The Start of Psychoneuroimmunology

Hans Selye
A statue of Hans Selye at Selye János University, Komárno, Slovakia

In 1975, two scientists, Robert Ader and Nicholas Cohen, made a big step forward for PNI. They showed how the immune system could be "trained" or "conditioned." This is similar to how a dog can be trained to respond to a bell. They even created the term "psychoneuroimmunology."

Ader was studying how long trained responses lasted in lab rats. He found that rats could be taught to have a weaker immune system just by a taste. This meant a signal from the nervous system (taste) was changing how the immune system worked. It was one of the first clear proofs that the nervous system can affect our body's defenses.

Then, in 1981, David Felten, working at the Indiana University of Medicine, made another amazing discovery. He found a network of nerves that reached blood vessels and even immune system cells.

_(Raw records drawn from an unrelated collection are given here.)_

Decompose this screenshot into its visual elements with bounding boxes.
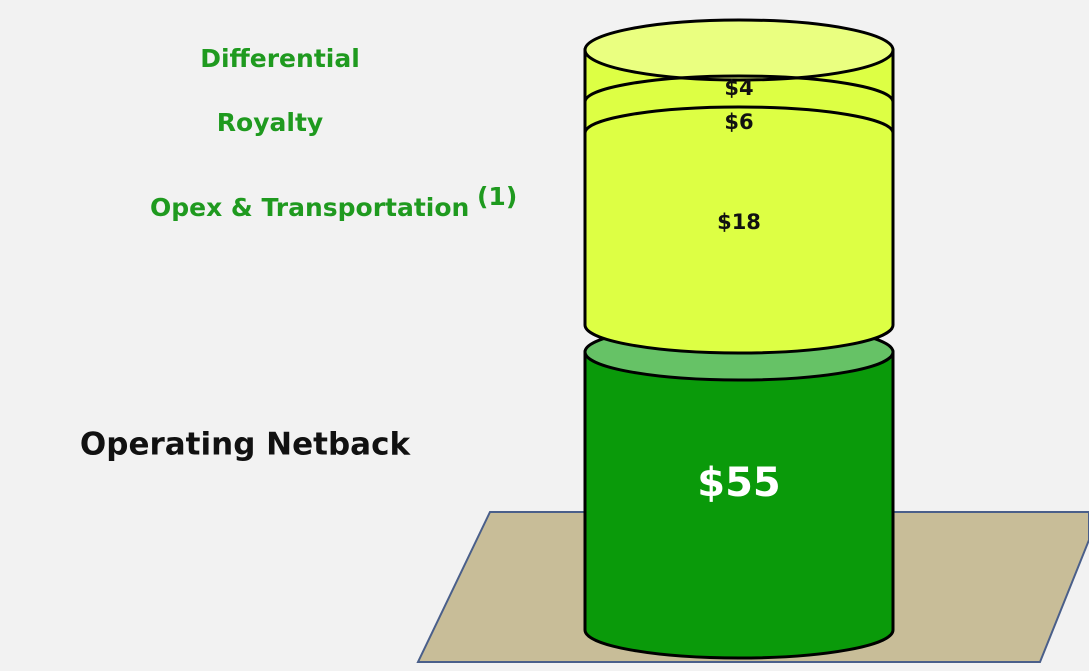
segment-value: $4: [724, 76, 753, 100]
cost-top: [585, 20, 893, 80]
segment-value: $55: [697, 460, 781, 506]
segment-label: Operating Netback: [80, 427, 412, 463]
page: $4 $6 $18 $55 Differential Royalty Opex …: [0, 0, 1089, 671]
segment-label: Royalty: [217, 108, 323, 137]
diagram: $4 $6 $18 $55 Differential Royalty Opex …: [0, 0, 1089, 671]
segment-value: $6: [724, 110, 753, 134]
segment-value: $18: [717, 210, 761, 234]
segment-label: Opex & Transportation: [150, 193, 469, 222]
segment-label: Differential: [200, 44, 360, 73]
footnote-marker: (1): [477, 182, 517, 211]
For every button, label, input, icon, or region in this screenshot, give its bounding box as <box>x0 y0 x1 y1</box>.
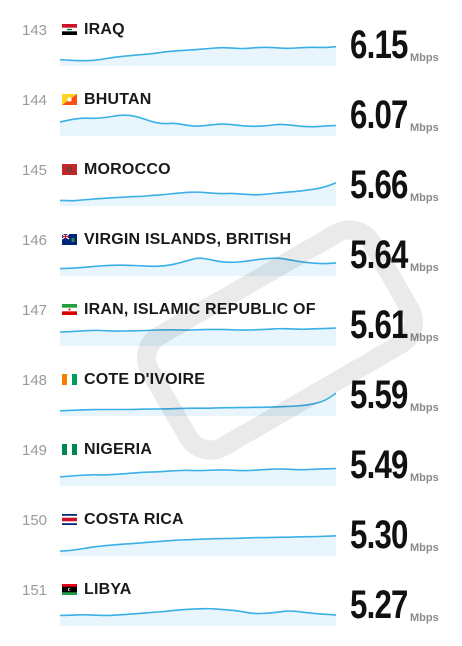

His team also found nerves in important immune organs like the thymus and spleen. These nerves ended near groups of immune cells like lymphocytes, macrophages, and mast cells. These cells are all super important for fighting off sickness. This discovery helped explain how the nervous system and immune system talk to each other.

Ader, Cohen, and Felten then worked together to edit a very important book in 1981. It was called Psychoneuroimmunology. This book explained the main idea: your brain and your immune system are not separate. Instead, they are one connected defense system for your body.

How Stress Affects Your Health

Stress can have a big impact on your health. For example, one study found that people were more likely to get sick or even die in the month after a very stressful event, like losing a spouse.

Scientists believe that stressful events trigger thoughts and feelings. These, in turn, cause changes in your nervous system and hormones. Ultimately, these changes can weaken your immune system.

When your immune system is weaker, you might be more likely to get infections. It can also affect how certain diseases, like HIV or cancer, progress in the body.